I was simply responding to a pedantic inaccurate comment. That poster was trying to make a fine-point distinction but made it incorrectly and I thought it was worth noting. I hope I’m not being pedantic myself, but I’ve seen the sudden clarity some coders get when they finally understand the distinction between the framework (e.g. ASP or CGI) and the language (e.g. VBScript or Perl) and the fact that the two are completely separate issues. Once they understand that separation, they look at design in a different way, and you can’t really do good design until you do. Personally, I’d never write server-side code in Javascript (though I’ve seen it done and had to fix it), but I think it’s worth spending the pixels to correct the original inaccuracy if it helps magog understand that distinction better.
Oh, and just to be responsive, I certainly do agree that the vast majority of Javascript is client side and that most web servers won’t support it natively (though they don’t support a lot of other things we tack on either).
True micco, I mispoke. I was refering to most common usage. You could use JavaScript as server-side, just like you could use Java as client side.
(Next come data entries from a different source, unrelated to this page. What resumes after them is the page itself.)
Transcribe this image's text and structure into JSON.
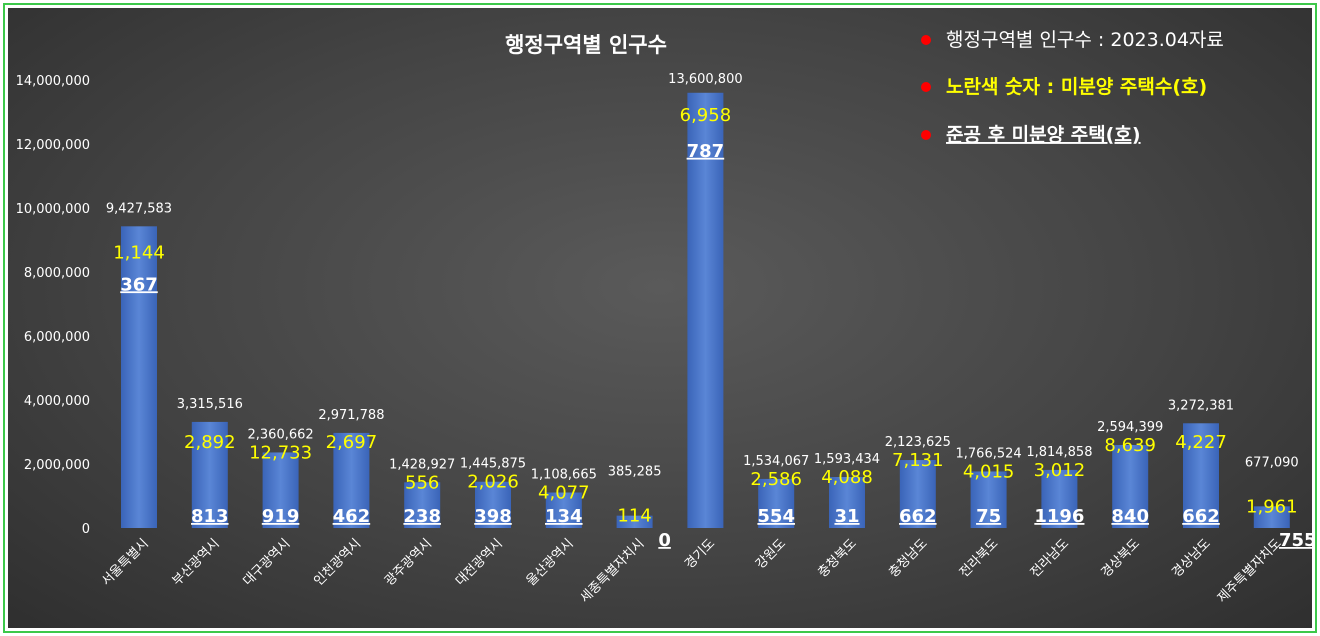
{
  "chart_data": {
    "type": "bar",
    "title": "행정구역별 인구수",
    "ylim": [
      0,
      14000000
    ],
    "yticks": [
      "0",
      "2,000,000",
      "4,000,000",
      "6,000,000",
      "8,000,000",
      "10,000,000",
      "12,000,000",
      "14,000,000"
    ],
    "categories": [
      "서울특별시",
      "부산광역시",
      "대구광역시",
      "인천광역시",
      "광주광역시",
      "대전광역시",
      "울산광역시",
      "세종특별자치시",
      "경기도",
      "강원도",
      "충청북도",
      "충청남도",
      "전라북도",
      "전라남도",
      "경상북도",
      "경상남도",
      "제주특별자치도"
    ],
    "values": [
      9427583,
      3315516,
      2360662,
      2971788,
      1428927,
      1445875,
      1108665,
      385285,
      13600800,
      1534067,
      1593434,
      2123625,
      1766524,
      1814858,
      2594399,
      3272381,
      677090
    ],
    "value_labels": [
      "9,427,583",
      "3,315,516",
      "2,360,662",
      "2,971,788",
      "1,428,927",
      "1,445,875",
      "1,108,665",
      "385,285",
      "13,600,800",
      "1,534,067",
      "1,593,434",
      "2,123,625",
      "1,766,524",
      "1,814,858",
      "2,594,399",
      "3,272,381",
      "677,090"
    ],
    "unsold_housing": [
      "1,144",
      "2,892",
      "12,733",
      "2,697",
      "556",
      "2,026",
      "4,077",
      "114",
      "6,958",
      "2,586",
      "4,088",
      "7,131",
      "4,015",
      "3,012",
      "8,639",
      "4,227",
      "1,961"
    ],
    "unsold_after_completion": [
      "367",
      "813",
      "919",
      "462",
      "238",
      "398",
      "134",
      "0",
      "787",
      "554",
      "31",
      "662",
      "75",
      "1196",
      "840",
      "662",
      "755"
    ],
    "legend": [
      {
        "text": "행정구역별 인구수 : 2023.04자료",
        "color": "#ffffff"
      },
      {
        "text": "노란색 숫자 : 미분양 주택수(호)",
        "color": "#ffff00"
      },
      {
        "text": "준공 후 미분양 주택(호)",
        "color": "#ffffff"
      }
    ],
    "colors": {
      "bar": "#4472c4",
      "yellow": "#ffff00",
      "marker": "#ff0000"
    },
    "legend_position": "top-right",
    "grid": false
  }
}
But if 99% of the usage happens on one framework, the language tends to become the framework (I note that you do it yourself in your previous statement - ASP is a language, running on a windows IIS framework). It’s shorthand.
Again, I guess it’s different levels of pedanticness.
ASP is not a language. That’s the whole point I was trying to make. ASP is an interface analogous to CGI. You can write ASP scripts in a variety of languages like VBScript, Perlscript, and Javascript and ASP provides the interface to the server and server-level objects like Session, Request and Response. There is no ASP syntax just like there is no CGI syntax. There is syntax in specific languages for dealing with the services and objects that ASP and CGI provide.